Editor's note: This is part of a Point/Counterpoint series regarding campus carry bills HB 937 and SB 11. To read the opposing viewpoint, click here.
On Jan. 26, lawmakers from both houses of the Texas State Legislature filed identical bills HB 937 and SB 11. The guns on campus bills come on the heels of Gov. Greg Abbott’s promise to sign open carry into law at his earliest opportunity, as well as any other expansive gun legislation. Although I would rather the Legislature exercise restraint in this area, I can abide expansion of gun rights within reason. Unfortunately, the guns on campus bills are not.
HB 937 and SB 11 seek to allow any Texan over the age of 21 with a concealed handgun license to carry on college campuses. Texas has acquired 811,000 CHL holders since concealed carry became law in 1995, and it is troubling to think weapons nearly equaling the population of Austin could soon flood college campuses statewide. The simplicity of obtaining a license to carry a concealed weapon — a background check into an applicant’s criminal history and the submission of fingerprints to the Texas Department of Public Safety — does not protect campuses from the guns on campus legislation. According to lawmakers, the purpose of campus carry is to allow law-abiding students to protect themselves from on-campus crime. However, this will not be the bills’ practice. Four of the five violent on-campus crimes reported to UTPD between Dec. 2, 2014 and Jan. 29, 2015, happened at night, when most students on campus were freshmen living in University housing and are inapplicable for the bills’ 21-and-up age requirement. Furthermore, the bills give universities the option of prohibiting guns in residence halls, meaning that the bills’ theoretical beneficiaries are further unprotected by it. HB 937 and SB 11 cannot reasonably offer any protection to the students lawmakers claim to be protecting.
Although the bills include a clause releasing universities from responsibility for any campus carry-related incidents, neither President William Powers Jr. nor Chancellor Bill McRaven supports campus carry. According to Powers, the high-stress environment of universities can lend themselves to volatile situations and bringing guns into the fold only heightens on-campus dangers. Furthermore, the implications of campus carry have not been adequately tested in other states — Idaho’s campus carry went into effect on July 1, 2014; universities in Utah have continuously challenged campus carry; and Colorado allows campus carry but requires additional measures before granting CHLs. The bills’ clauses disallowing public universities from opting out of campus carry adds a distinct division between university administrators, who have been vocal in their opposition, and lawmakers, who seem to think they know best.
The guns on campus bills do more to allow civilians to take the law into their own hands than they do to protect students. Campus carry will create new challenges for law enforcement, as police may struggle to identify an on-campus threat from those confronting it.
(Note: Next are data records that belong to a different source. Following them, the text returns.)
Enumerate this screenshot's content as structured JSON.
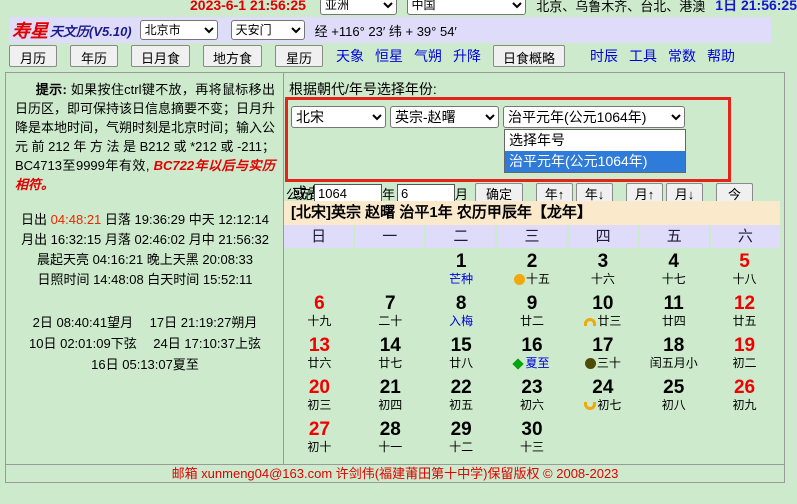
{
  "topbar": {
    "datetime": "2023-6-1 21:56:25",
    "region": "亚洲",
    "country": "中国",
    "cities": "北京、乌鲁木齐、台北、港澳",
    "day_time": "1日 21:56:25"
  },
  "header": {
    "app_name": "寿星",
    "app_version": "天文历(V5.10)",
    "city": "北京市",
    "site": "天安门",
    "coords": "经 +116° 23′  纬 + 39° 54′"
  },
  "toolbar": {
    "tabs": [
      "月历",
      "年历",
      "日月食",
      "地方食",
      "星历"
    ],
    "links_a": [
      "天象",
      "恒星",
      "气朔",
      "升降"
    ],
    "eclipse_button": "日食概略",
    "links_b": [
      "时辰",
      "工具",
      "常数",
      "帮助"
    ]
  },
  "sidebar": {
    "tip_bold": "提示:",
    "tip_text": " 如果按住ctrl键不放，再将鼠标移出日历区，即可保持该日信息摘要不变；日月升降是本地时间，气朔时刻是北京时间；输入公元前212年方法是B212或*212或-211；BC4713至9999年有效, ",
    "tip_red": "BC722年以后与实历相符。",
    "time_lines": [
      [
        {
          "text": "日出 "
        },
        {
          "text": "04:48:21",
          "color": "#e82800"
        },
        {
          "text": " 日落 19:36:29 中天 12:12:14"
        }
      ],
      [
        {
          "text": "月出 16:32:15 月落 02:46:02 月中 21:56:32"
        }
      ],
      [
        {
          "text": "晨起天亮 04:16:21 晚上天黑 20:08:33"
        }
      ],
      [
        {
          "text": "日照时间 14:48:08 白天时间 15:52:11"
        }
      ]
    ],
    "event_lines": [
      "2日 08:40:41望月　 17日 21:19:27朔月",
      "10日 02:01:09下弦　 24日 17:10:37上弦",
      "16日 05:13:07夏至"
    ]
  },
  "era_panel": {
    "section_label": "根据朝代/年号选择年份:",
    "dynasty": "北宋",
    "emperor": "英宗-赵曙",
    "era": "治平元年(公元1064年)",
    "era_options": [
      {
        "label": "选择年号",
        "selected": false
      },
      {
        "label": "治平元年(公元1064年)",
        "selected": true
      }
    ],
    "or_label": "或者直接输入"
  },
  "input_row": {
    "prefix": "公元",
    "year_value": "1064",
    "year_suffix": "年",
    "month_value": "6",
    "month_suffix": "月",
    "confirm": "确定",
    "year_up": "年↑",
    "year_down": "年↓",
    "month_up": "月↑",
    "month_down": "月↓",
    "today": "今"
  },
  "calendar": {
    "title": "[北宋]英宗 赵曙 治平1年 农历甲辰年【龙年】",
    "weekdays": [
      "日",
      "一",
      "二",
      "三",
      "四",
      "五",
      "六"
    ],
    "cells": [
      {},
      {},
      {
        "day": "1",
        "lunar": "芒种",
        "lunar_color": "blue"
      },
      {
        "day": "2",
        "lunar": "十五",
        "icon": "full-moon"
      },
      {
        "day": "3",
        "lunar": "十六"
      },
      {
        "day": "4",
        "lunar": "十七"
      },
      {
        "day": "5",
        "red": true,
        "lunar": "十八"
      },
      {
        "day": "6",
        "red": true,
        "lunar": "十九"
      },
      {
        "day": "7",
        "lunar": "二十"
      },
      {
        "day": "8",
        "lunar": "入梅",
        "lunar_color": "blue"
      },
      {
        "day": "9",
        "lunar": "廿二"
      },
      {
        "day": "10",
        "lunar": "廿三",
        "icon": "last-quarter"
      },
      {
        "day": "11",
        "lunar": "廿四"
      },
      {
        "day": "12",
        "red": true,
        "lunar": "廿五"
      },
      {
        "day": "13",
        "red": true,
        "lunar": "廿六"
      },
      {
        "day": "14",
        "lunar": "廿七"
      },
      {
        "day": "15",
        "lunar": "廿八"
      },
      {
        "day": "16",
        "lunar": "夏至",
        "lunar_color": "blue",
        "icon": "solar-term"
      },
      {
        "day": "17",
        "lunar": "三十",
        "icon": "new-moon"
      },
      {
        "day": "18",
        "lunar": "闰五月小"
      },
      {
        "day": "19",
        "red": true,
        "lunar": "初二"
      },
      {
        "day": "20",
        "red": true,
        "lunar": "初三"
      },
      {
        "day": "21",
        "lunar": "初四"
      },
      {
        "day": "22",
        "lunar": "初五"
      },
      {
        "day": "23",
        "lunar": "初六"
      },
      {
        "day": "24",
        "lunar": "初七",
        "icon": "first-quarter"
      },
      {
        "day": "25",
        "lunar": "初八"
      },
      {
        "day": "26",
        "red": true,
        "lunar": "初九"
      },
      {
        "day": "27",
        "red": true,
        "lunar": "初十"
      },
      {
        "day": "28",
        "lunar": "十一"
      },
      {
        "day": "29",
        "lunar": "十二"
      },
      {
        "day": "30",
        "lunar": "十三"
      },
      {},
      {},
      {}
    ]
  },
  "footer": {
    "text": "邮箱 xunmeng04@163.com 许剑伟(福建莆田第十中学)保留版权 © 2008-2023"
  },
  "colors": {
    "page_bg": "#cdeacd",
    "lavender_strip": "#dedcf8",
    "calendar_title_bg": "#fbe9cc",
    "highlight_box_red": "#e3241b",
    "selection_blue": "#2f7bd9",
    "weekend_red": "#f00000",
    "link_blue": "#0000e0",
    "moon_gold": "#efa90c",
    "new_moon_dark": "#4d4b05",
    "solar_term_green": "#04a310"
  }
}
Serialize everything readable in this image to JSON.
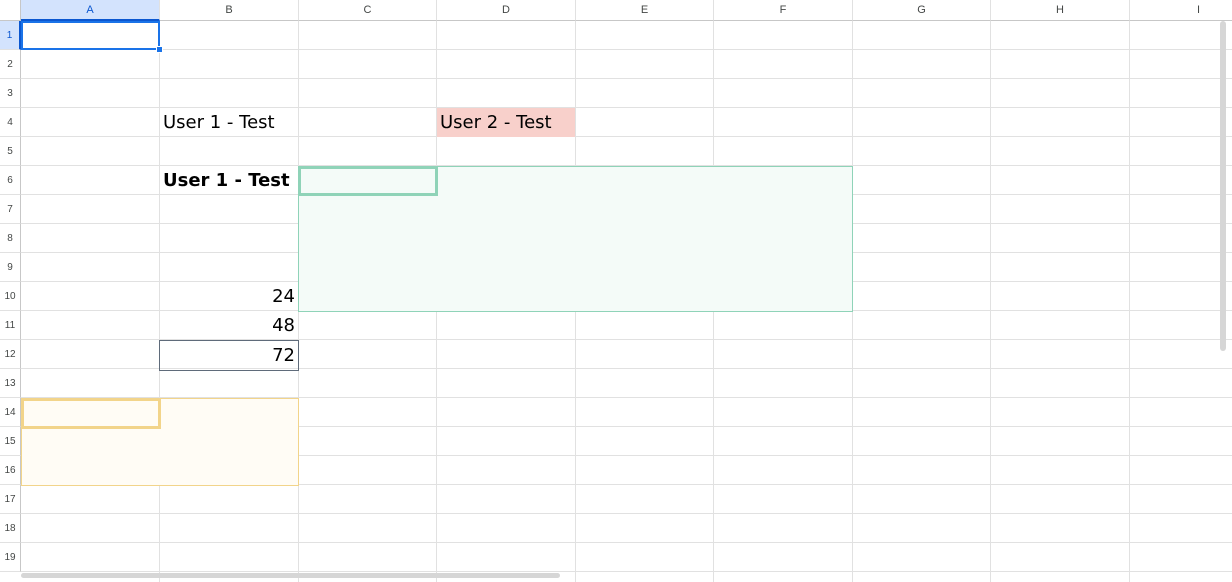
{
  "columns": [
    "A",
    "B",
    "C",
    "D",
    "E",
    "F",
    "G",
    "H",
    "I"
  ],
  "rows": [
    "1",
    "2",
    "3",
    "4",
    "5",
    "6",
    "7",
    "8",
    "9",
    "10",
    "11",
    "12",
    "13",
    "14",
    "15",
    "16",
    "17",
    "18",
    "19"
  ],
  "cells": {
    "B4": "User 1 - Test",
    "D4": "User 2 - Test",
    "B6": "User 1 - Test",
    "B10": "24",
    "B11": "48",
    "B12": "72"
  },
  "selection": {
    "active_cell": "A1",
    "selected_column": "A",
    "selected_row": "1"
  },
  "colors": {
    "selection_blue": "#1a73e8",
    "user2_fill": "#f8d0cb",
    "green_range_border": "#8fd3b8",
    "green_range_fill": "#f4fbf8",
    "yellow_range_border": "#f2d48a",
    "yellow_range_fill": "#fffcf5",
    "highlight_border": "#5f6b7a"
  }
}
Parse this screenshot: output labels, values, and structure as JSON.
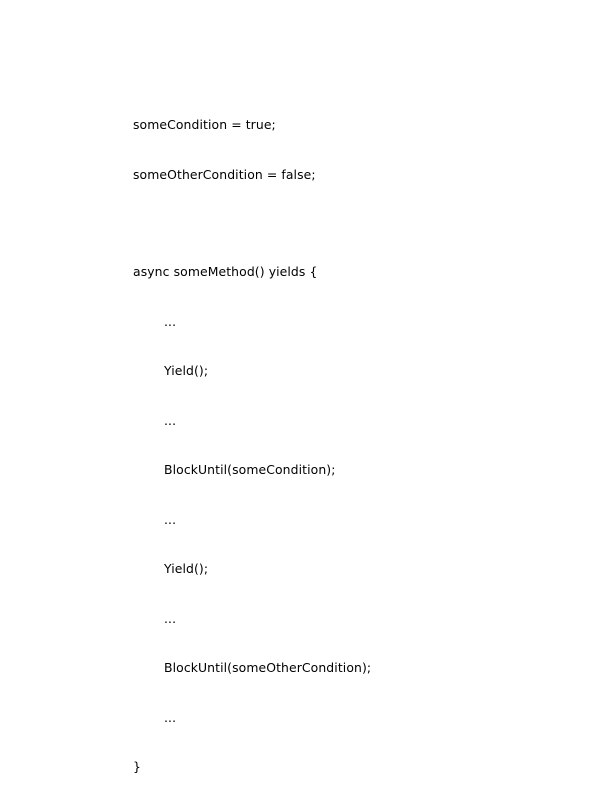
{
  "code": {
    "declarations": [
      "someCondition = true;",
      "someOtherCondition = false;"
    ],
    "method_signature": "async someMethod() yields {",
    "body_lines": [
      "...",
      "Yield();",
      "...",
      "BlockUntil(someCondition);",
      "...",
      "Yield();",
      "...",
      "BlockUntil(someOtherCondition);",
      "..."
    ],
    "closing_brace": "}"
  }
}
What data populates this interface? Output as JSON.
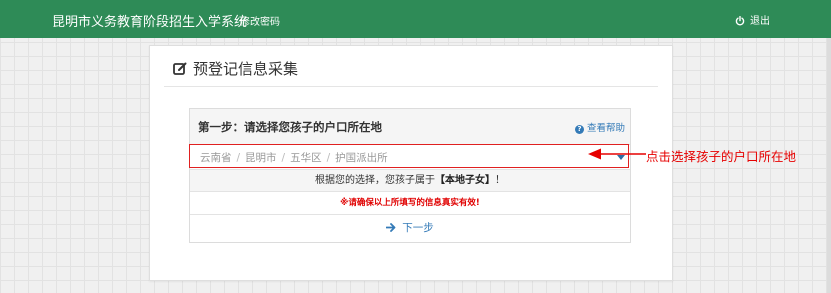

HB 937 and SB 11 also perpetuate the idea that everyday citizens are the best defense against crime, regardless of training. Results of a 2007 study of the New York City Police Department found that police officers who discharged their weapons within six feet of the target only met with 43 percent accuracy, a rate that dropped sharply beyond this slight range — 23 percent accuracy from 6 to 21 feet, 40 percent accuracy at 21 to 40 feet, 14 percent accuracy at 45 to 75 feet, and 7 percent accuracy at more than 75 feet. According to the NYPD, all weapon discharges occurred under circumstances in which the NYPD shot to kill. Bringing guns on campus under the guise of better protection for students is obvious folly: police officers trained by the state to operate a weapon cannot shoot accurately under duress, nor likely may a civilian with unequal training.
I do not doubt that there are members of our community who carry weapons to campus everyday regardless of law. The difference is that doing so is currently illegal, and HB 937 and SB 11 would legitimize that choice. The numbers demonstrate the slim chance of students apprehending on-campus criminals, and the text of the bills themselves does not protect those most at risk on campus. It is important to understand that campus carry is not a straightforward Second Amendment issue, as one representative suggested when he compared CHLs to taking a test in order to exercise free speech. Campus carry intermingles weapons and education, a dangerous mix. The guns on campus legislation is clever maneuvering by lawmakers under favorable political conditions, not the result of thoughtful deliberation. Students would surely benefit more from a more robust campus police force to combat on-campus crime. This is not a discussion about whether students should have guns. It’s about the fact that no one, student or faculty, should bring their gun to campus.